While Miller, who was once Ohio State’s unquestioned starting quarterback, was limited in the size and scope of what he could do during the team’s first spring practice, there was a certain sense of optimism that abounded around the program.
“There’s a part of me that’s excited to see that guy out there and warm up and run through the drills,” said coach Urban Meyer, who has talked of an especially-close bond with Miller.
Meyer added: “The relationship part of me is that I love Braxton Miller. I always have. He’s always done what I’ve asked him to do. He’s a selfless guy that works really hard.”
Before a season-ending shoulder last August, Miller — who is a two-time Big Ten Player of the Year and once a preseason Heisman Trophy frontrunner — was the face of the Buckeyes.
In Meyer’s first season, Miller buoyed Ohio State en route to a 12-0 finish that was supposed to be a precursor of things to come under in a new era.

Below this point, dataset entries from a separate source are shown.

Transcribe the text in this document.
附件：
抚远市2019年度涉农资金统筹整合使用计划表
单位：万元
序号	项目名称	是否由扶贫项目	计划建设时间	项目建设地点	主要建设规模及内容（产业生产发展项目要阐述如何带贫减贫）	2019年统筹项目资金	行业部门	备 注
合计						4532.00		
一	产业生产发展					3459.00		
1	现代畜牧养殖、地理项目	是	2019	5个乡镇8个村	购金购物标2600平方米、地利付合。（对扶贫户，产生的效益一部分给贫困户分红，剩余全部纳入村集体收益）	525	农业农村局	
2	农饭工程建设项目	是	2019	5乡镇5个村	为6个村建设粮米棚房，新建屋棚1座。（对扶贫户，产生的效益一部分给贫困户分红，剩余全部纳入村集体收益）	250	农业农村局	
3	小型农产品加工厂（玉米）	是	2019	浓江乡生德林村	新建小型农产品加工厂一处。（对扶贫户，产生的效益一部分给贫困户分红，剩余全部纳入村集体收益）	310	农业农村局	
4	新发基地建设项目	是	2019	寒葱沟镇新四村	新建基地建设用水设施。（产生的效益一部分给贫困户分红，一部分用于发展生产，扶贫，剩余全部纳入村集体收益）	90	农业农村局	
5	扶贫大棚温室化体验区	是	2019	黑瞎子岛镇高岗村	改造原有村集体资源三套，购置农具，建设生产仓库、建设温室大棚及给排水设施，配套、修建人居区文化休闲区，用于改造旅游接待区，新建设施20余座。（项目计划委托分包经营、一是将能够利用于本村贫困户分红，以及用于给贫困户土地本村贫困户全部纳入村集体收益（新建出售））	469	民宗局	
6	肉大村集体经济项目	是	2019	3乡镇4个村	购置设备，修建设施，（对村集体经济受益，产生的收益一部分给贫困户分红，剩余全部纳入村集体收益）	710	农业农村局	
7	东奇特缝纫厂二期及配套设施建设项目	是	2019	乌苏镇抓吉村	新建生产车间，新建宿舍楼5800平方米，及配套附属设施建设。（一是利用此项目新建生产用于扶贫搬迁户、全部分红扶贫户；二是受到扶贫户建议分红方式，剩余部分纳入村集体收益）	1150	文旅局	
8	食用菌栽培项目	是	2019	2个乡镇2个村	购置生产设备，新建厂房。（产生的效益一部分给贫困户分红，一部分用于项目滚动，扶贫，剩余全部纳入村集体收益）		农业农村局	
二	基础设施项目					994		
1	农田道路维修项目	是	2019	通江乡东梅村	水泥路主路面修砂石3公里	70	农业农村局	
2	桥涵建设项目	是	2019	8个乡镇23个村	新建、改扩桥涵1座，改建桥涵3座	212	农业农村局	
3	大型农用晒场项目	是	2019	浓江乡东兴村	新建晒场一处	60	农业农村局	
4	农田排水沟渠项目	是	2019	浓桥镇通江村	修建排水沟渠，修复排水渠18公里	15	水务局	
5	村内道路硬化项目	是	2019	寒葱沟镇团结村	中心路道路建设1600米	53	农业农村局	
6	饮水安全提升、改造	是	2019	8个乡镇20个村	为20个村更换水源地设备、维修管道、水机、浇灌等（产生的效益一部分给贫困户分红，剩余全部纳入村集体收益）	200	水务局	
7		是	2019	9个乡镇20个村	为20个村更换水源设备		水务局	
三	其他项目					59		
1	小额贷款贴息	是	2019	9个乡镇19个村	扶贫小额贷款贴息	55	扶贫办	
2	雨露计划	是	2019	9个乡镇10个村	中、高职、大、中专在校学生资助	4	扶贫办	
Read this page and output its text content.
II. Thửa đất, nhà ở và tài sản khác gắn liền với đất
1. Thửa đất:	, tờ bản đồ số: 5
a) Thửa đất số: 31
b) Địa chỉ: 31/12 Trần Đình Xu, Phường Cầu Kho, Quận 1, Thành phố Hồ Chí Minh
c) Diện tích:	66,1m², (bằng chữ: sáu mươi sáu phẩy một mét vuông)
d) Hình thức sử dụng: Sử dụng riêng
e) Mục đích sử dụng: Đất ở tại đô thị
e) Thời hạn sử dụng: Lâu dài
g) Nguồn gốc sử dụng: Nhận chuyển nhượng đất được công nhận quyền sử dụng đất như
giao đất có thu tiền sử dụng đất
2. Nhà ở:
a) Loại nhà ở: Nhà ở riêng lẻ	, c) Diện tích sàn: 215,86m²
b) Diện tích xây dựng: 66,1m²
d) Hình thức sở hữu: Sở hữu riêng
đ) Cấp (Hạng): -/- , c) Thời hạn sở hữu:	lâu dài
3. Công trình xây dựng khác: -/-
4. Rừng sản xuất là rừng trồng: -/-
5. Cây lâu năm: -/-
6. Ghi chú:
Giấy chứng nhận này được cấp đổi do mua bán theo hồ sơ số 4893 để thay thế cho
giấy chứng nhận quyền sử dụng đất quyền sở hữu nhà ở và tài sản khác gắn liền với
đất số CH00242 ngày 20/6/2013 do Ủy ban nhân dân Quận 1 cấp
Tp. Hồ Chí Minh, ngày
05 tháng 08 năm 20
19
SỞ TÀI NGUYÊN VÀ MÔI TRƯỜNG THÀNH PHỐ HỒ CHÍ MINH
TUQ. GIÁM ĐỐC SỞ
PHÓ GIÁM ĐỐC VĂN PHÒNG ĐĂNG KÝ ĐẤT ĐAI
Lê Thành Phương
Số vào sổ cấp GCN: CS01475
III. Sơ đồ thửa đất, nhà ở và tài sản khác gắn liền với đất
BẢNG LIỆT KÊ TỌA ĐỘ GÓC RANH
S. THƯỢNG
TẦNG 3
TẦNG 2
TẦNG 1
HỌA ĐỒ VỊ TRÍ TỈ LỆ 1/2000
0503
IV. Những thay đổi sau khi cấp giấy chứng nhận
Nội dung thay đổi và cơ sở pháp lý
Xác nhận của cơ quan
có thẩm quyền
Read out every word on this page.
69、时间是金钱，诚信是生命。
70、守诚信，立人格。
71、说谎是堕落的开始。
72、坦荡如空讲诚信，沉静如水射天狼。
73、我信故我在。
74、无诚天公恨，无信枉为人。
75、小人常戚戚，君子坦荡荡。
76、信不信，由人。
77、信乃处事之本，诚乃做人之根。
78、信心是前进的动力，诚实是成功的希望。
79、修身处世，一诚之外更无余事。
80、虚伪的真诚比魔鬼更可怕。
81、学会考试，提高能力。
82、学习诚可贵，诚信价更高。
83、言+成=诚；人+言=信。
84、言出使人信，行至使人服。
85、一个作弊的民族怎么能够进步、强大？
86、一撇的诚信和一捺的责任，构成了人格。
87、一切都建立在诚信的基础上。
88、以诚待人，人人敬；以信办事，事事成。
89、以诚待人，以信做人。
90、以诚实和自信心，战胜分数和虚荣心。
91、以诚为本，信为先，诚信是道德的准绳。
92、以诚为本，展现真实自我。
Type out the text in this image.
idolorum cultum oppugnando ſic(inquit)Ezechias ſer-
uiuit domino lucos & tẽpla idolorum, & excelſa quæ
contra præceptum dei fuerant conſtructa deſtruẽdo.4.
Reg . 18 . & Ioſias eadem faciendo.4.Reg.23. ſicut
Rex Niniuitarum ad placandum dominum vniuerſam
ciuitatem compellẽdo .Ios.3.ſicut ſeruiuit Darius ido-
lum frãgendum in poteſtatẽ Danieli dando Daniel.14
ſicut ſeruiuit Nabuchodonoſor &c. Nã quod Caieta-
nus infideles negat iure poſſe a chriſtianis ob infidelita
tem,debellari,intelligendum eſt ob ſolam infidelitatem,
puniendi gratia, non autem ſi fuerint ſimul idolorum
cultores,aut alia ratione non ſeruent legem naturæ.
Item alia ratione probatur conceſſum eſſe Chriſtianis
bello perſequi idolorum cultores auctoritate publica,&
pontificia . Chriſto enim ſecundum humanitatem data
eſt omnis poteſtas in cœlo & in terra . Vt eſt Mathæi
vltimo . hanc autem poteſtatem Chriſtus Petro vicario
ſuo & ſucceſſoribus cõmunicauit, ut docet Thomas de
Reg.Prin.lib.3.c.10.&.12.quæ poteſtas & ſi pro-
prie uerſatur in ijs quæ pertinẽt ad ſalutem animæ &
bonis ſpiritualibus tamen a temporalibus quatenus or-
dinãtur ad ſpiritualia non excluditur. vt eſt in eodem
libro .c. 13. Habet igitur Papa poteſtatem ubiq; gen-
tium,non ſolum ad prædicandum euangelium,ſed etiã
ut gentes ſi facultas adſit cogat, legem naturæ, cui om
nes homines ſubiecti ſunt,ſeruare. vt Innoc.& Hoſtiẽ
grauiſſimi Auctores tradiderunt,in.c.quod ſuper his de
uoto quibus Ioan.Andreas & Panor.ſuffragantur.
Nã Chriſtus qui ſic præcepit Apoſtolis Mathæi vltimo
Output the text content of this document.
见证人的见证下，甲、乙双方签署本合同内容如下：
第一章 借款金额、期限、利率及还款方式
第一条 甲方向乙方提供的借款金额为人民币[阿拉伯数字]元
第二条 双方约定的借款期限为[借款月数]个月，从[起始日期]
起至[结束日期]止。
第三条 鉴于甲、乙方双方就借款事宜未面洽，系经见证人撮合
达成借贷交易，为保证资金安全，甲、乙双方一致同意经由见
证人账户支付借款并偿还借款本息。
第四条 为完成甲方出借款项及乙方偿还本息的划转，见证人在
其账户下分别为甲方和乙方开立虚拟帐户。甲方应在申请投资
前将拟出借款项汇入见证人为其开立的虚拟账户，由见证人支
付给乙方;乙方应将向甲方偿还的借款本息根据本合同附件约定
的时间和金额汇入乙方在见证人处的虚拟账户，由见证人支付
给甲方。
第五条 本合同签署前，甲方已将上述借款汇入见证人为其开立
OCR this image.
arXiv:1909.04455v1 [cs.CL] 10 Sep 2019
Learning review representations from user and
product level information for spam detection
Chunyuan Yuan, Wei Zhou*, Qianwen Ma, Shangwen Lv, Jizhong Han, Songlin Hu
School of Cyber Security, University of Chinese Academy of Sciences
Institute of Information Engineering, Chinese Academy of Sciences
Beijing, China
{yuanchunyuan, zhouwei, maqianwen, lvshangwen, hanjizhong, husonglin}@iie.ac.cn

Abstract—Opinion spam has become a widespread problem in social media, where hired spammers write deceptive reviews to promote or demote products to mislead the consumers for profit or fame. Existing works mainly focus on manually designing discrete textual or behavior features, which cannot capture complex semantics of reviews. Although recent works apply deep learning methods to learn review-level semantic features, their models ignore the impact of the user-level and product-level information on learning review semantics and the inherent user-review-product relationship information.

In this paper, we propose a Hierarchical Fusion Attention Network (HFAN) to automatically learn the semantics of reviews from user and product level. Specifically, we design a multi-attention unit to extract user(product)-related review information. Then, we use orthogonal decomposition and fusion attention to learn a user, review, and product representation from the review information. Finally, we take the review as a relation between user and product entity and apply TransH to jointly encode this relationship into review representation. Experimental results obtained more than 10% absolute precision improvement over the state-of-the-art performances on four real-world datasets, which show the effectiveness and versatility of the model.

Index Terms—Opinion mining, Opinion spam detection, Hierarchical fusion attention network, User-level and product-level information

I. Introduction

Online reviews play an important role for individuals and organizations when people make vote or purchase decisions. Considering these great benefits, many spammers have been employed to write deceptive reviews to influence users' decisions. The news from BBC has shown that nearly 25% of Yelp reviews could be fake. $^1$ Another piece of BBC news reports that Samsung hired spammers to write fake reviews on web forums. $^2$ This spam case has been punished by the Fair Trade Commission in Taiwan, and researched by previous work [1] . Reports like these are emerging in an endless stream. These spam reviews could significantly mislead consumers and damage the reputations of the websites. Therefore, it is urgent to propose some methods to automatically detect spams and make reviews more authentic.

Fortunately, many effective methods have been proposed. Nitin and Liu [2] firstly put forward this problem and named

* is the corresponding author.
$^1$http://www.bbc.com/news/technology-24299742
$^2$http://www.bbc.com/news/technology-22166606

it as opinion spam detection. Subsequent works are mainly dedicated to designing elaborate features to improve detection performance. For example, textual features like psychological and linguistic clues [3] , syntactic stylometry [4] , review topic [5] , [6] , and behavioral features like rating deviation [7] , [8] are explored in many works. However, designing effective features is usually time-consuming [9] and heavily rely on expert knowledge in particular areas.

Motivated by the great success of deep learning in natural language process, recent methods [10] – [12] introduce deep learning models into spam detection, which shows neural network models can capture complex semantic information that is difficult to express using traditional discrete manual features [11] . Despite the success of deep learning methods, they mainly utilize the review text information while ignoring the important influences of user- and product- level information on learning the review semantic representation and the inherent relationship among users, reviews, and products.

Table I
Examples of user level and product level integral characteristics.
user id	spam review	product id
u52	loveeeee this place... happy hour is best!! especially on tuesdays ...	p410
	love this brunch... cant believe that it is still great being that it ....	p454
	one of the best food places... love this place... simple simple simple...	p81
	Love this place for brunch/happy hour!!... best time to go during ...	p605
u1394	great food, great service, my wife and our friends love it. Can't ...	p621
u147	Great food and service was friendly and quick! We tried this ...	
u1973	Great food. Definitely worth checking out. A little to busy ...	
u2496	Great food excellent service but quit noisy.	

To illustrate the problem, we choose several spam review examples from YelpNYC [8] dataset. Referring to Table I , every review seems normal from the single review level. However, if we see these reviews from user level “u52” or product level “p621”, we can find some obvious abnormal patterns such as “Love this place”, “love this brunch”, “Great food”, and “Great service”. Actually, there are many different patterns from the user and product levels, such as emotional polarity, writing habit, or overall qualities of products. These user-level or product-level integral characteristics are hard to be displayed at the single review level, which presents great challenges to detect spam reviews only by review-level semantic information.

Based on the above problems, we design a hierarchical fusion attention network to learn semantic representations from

In 2013, Miller again guided his crew in a campaign that shattered school records, but fell short of the team’s goal of winning a national title. Last year was supposed to be Miller’s swan song as he was expected to be the centerpiece of a team competing for the sport's top prize.
Without him, Ohio State overcame a bevy of obstacles to capture the first-ever College Football Playoff national championship. But in the process, the Buckeyes — which leaned on J.T. Barrett and Cardale Jones in Miller’s absence — proved they could do it without him.
After speculation that Miller might transfer for his fifth and final season in the unfamiliar shadows of his backups, he affirmed his allegiance to Ohio State during the team’s national title coronation in January before 40,000 fans at Ohio Stadium.
Because of this, the start of spring ball also marks the start of a journey for Miller, who is competing with Barrett and Jones to be the team’s starting quarterback. It’s a quandary — one that some have described as an embarrassment of riches — that’s garnered national attention. “I think it is fairly unique, I don’t think I’ve ever been in this situation.”
Meyer played down the notion of the competition. “Each player, each day is separate,” he said.
“Today,” Meyer continued, “was all about Braxton continuing along his journey to get healthy.” Miller’s role next fall remains unclear as his shoulder heals and questions linger over its dexterity.
But Miller’s presence on the practice fields Tuesday morning seemed to elicit happy memories of Miller, who became one of college football's most electrifying players with his blazing speed and acrobatics.
“It’s just good because people know his face around here. Even the young guys coming in here — everybody knows Braxton and knows what a great player he has been here," Taylor Decker, the soon-to-be senior left tackle. "It’s been a while since he’s been able to be out there with us.”